Für die Stadt ist das Projekt ein weiterer Schritt auf dem Weg zur Klimaneutralität bis 2035. Für die Rheinbahn schafft es die Grundlage, ihre 20 Wasserstoffbusse zuverlässig im Linienbetrieb einzusetzen. Durch die Nähe zum Betriebshof Lierenfeld bleiben die Wege kurz – ein wichtiger Vorteil für den Alltag im öffentlichen Nahverkehr. Für die Stadtwerke Düsseldorf ist das Projekt zugleich ein wichtiger Erfahrungsraum für Wasserstofftechnologie und regionale Energiekreisläufe.
Dabei geht es nicht darum, eine einzelne Lösung für alle Mobilitätsfragen zu finden. Batterieelektrische Fahrzeuge, Ladeinfrastruktur und Wasserstoff haben jeweils eigene Stärken. Entscheidend ist, die passende Technologie dort einzusetzen, wo sie den größten Nutzen bringt. Am Höherweg entsteht deshalb ein Projekt mit Vorbildcharakter: Energie wird lokal erzeugt, Wasserstoff soll vor Ort produziert werden und Fahrzeuge können direkt daneben betankt werden. So wird sichtbar, wie Energie- und Verkehrswende zusammenwachsen.
In der Müllverbrennungsanlage Flingern werden nicht verwertbare Abfälle sicher behandelt. Die dabei entstehende Energie wird genutzt, um Strom und Fernwärme für Düsseldorf bereitzustellen.
Die öffentliche Wasserstofftankstelle befindet sich am Höherweg in Düsseldorf. Sie liegt in der Nähe des Rheinbahn-Betriebshofs Lierenfeld.
Die Tankstelle gilt als Europas leistungsstärkste Wasserstofftankstelle. Sie kann bis zu fünf Tonnen Wasserstoff pro Tag bereitstellen und bis zu drei Fahrzeuge gleichzeitig betanken.
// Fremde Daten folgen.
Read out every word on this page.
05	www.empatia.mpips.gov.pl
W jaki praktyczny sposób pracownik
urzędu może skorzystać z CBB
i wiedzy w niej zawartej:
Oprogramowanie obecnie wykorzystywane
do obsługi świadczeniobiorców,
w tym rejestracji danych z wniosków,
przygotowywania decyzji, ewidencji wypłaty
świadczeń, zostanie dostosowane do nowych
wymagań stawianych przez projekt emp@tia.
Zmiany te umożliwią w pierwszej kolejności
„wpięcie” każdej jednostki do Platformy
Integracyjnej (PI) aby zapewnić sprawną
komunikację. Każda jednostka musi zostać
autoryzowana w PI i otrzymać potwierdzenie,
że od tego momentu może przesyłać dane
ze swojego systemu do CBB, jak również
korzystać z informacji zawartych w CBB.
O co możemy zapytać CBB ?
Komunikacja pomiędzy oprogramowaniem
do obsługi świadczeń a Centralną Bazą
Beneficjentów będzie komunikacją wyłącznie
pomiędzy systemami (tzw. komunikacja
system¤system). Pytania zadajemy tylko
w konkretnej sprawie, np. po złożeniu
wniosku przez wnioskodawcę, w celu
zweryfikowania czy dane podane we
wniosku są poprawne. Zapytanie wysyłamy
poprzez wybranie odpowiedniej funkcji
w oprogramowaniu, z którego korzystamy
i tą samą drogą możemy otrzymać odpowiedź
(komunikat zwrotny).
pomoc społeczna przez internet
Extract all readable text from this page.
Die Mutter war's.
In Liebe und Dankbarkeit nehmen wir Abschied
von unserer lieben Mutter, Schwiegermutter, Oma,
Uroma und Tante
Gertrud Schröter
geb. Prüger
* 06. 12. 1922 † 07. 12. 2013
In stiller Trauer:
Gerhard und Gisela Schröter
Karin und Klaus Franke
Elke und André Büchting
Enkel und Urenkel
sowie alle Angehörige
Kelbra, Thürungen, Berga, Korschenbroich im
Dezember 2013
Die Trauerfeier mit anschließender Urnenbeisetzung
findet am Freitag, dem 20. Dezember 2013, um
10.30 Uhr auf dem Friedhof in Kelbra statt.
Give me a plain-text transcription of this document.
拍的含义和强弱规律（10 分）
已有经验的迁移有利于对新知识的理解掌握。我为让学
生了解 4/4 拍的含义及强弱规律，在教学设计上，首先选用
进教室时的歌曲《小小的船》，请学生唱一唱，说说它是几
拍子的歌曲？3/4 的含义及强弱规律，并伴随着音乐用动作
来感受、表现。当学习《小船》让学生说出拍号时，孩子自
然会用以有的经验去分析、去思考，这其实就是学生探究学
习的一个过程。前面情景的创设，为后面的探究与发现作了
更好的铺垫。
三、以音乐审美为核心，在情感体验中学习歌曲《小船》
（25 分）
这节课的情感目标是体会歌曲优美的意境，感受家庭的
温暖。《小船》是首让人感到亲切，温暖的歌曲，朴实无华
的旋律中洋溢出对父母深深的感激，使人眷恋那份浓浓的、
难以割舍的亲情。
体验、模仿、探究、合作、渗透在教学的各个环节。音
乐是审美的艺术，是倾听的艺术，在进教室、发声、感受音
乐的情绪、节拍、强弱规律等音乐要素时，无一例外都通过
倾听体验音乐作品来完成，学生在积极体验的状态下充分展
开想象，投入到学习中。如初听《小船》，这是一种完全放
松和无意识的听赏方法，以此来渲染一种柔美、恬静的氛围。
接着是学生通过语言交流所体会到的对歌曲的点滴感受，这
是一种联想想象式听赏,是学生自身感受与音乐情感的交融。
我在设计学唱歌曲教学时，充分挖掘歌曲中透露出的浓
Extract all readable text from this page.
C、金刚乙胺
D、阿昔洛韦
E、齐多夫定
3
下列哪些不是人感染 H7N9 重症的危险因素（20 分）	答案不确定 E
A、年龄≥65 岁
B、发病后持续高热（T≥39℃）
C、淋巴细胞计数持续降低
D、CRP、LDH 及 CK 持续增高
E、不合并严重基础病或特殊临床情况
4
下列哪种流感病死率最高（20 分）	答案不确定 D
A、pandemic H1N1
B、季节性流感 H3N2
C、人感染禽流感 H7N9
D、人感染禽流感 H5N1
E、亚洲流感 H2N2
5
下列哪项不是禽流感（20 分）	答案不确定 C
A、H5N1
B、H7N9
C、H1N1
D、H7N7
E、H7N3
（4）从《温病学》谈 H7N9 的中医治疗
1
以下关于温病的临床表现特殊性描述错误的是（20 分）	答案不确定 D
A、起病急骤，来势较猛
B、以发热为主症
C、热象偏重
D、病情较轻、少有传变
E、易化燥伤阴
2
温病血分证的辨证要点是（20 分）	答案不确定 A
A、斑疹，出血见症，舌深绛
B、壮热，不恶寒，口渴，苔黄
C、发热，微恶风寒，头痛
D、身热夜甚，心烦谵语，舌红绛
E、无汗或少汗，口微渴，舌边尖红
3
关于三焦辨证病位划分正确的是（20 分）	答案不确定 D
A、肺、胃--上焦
Die Anlage kann Busse, Lkw, leichte Nutzfahrzeuge und Pkw mit Wasserstoff versorgen.
Die Stadtwerke Düsseldorf bauen am Höherweg die lokale Wasserstoffproduktion auf. Der Wasserstoff wird künftig direkt per Pipeline an die öffentliche Tankstelle geliefert.
Der Strom für den Elektrolyseur wird aus dem biogenen Anteil der Müllverbrennungsanlage kommen. Damit entsteht ein regionaler Energiekreislauf.
Bis die lokale Wasserstoffproduktion am Höherweg startet, wird die von H2 MOBILITY betriebene Tankstelle per Trailer mit erneuerbarem Wasserstoff versorgt. Die Rheinbahn betankt dort bereits erste Brennstoffzellenbusse.
Wasserstofffahrzeuge können vergleichsweise schnell betankt werden und bieten hohe Reichweiten. Das ist besonders für Busse interessant, die zuverlässig im Linienverkehr eingesetzt werden müssen.
Wasserstoff ist vor allem eine Ergänzung. Batterieelektrische Fahrzeuge eignen sich für viele Einsatzbereiche sehr gut. Wasserstoff kann dort sinnvoll sein, wo lange Reichweiten, hohe Leistung oder kurze Betankungszeiten besonders wichtig sind.